Winning with Differentiation

Jack Welch is the former CEO of GE. Under his leadership, GE grew from $26 billion in revenues to $130 billion and from around $14 billion in market value to over $410 billion, making it the most valuable company in the world at the time. He might be best-known for what he terms as differentiation. He defines this technique and many more in his outstanding book, Winning.

"Differentiation is the ability to make clear and meaningful distinctions between top and bottom performing businesses and people." ~Jack Welch

Welch set a crystal clear picture for GE and the results he expected. Here are 3 of these standards:

  1. If a GE business could not be number one or number two in its market, it would be cut. (There was a time when 12 out of GE's 14 business units were leading their markets.)
  2. Any business that was struggling would be "fixed, closed, or sold."
  3. Every year, GE would fire the bottom 10% of their work force.

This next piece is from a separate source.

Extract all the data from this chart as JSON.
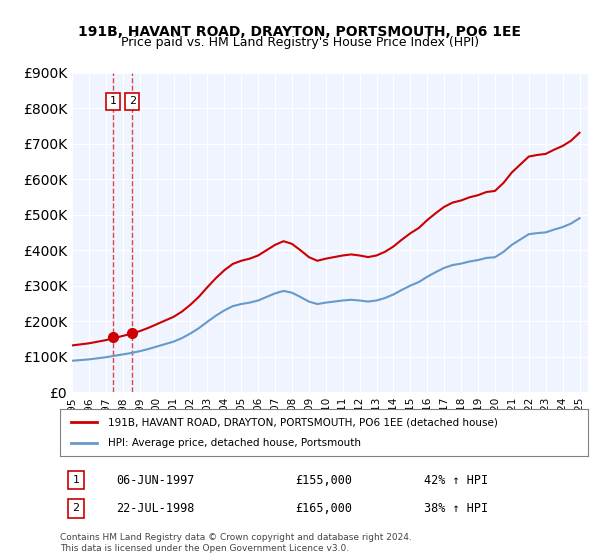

Because of these dramatically high standards he received the nickname Neutron Jack and many negatively remember him for the over a hundred thousand people who were laid off during his tenure. So, what was his reasoning for such drastic standards? He explained it this way in one of the chapters of the book:

Why Differentiation?

  1. A company wins when their managers cultivate the strong and cull the weak. Winning leaders invest where the payback is the highest. They cut their losses everywhere else.
  2. Differentiation is a way to manage people and businesses. One of the main misunderstandings about differentiation is that it is only about people. That’s to miss half of it.
  3. Differentiation requires managers to know which is strong and which is weak and invest accordingly. Every company has strong businesses or product lines and weak ones and some in between.
  4. Differentiation should only be implemented after clear-cut performance systems, with defined expectations and goals and timelines, and a program of consistent appraisals.

As you can imagine, not everyone gets excited about differentiation. To many it is cold and uncaring. Welch faced enormous amount of criticism and is still considered to be the CEO of the century. He addressed the top 3 complaints this way.

Reasons People Hate Differentiation:

  1. Differentiation is unfair because it’s always corrupted by company politics, it is just a way of separating the people who kiss the boss’s rear from those who don’t.
 This is why differentiation can only be implemented after clear-cut performance systems, with defined expectations and goals and timelines, and a program of consistent appraisals.
  2. Differentiation is mean and bullying. It’s like the playground in the worst possible way - weak kids are made into fools, outcasts, and objects of ridicule. When differentiation is working, people know where they stand. When you know where you stand, you can control your own destiny, and what is more fair than that?
  3. Differentiation pits people against one another and undermines teamwork.
 Differentiation rewards those members of the team who deserve it. By the way, that annoys only the underperformers. To everyone else, it seems fair. And fair environment promotes teamwork. Better yet, it motivates people to give their all, and that’s what you want.

I found this book to be a very interesting read for a number of reasons. I wasn't sure at first how the principles Welch shared could be translated to the non-profit/church setting. What I discovered as I read through each chapter were principles of leadership and outstanding management that would have immediate impact on my ministry. I definitely feel this book made me a better leader.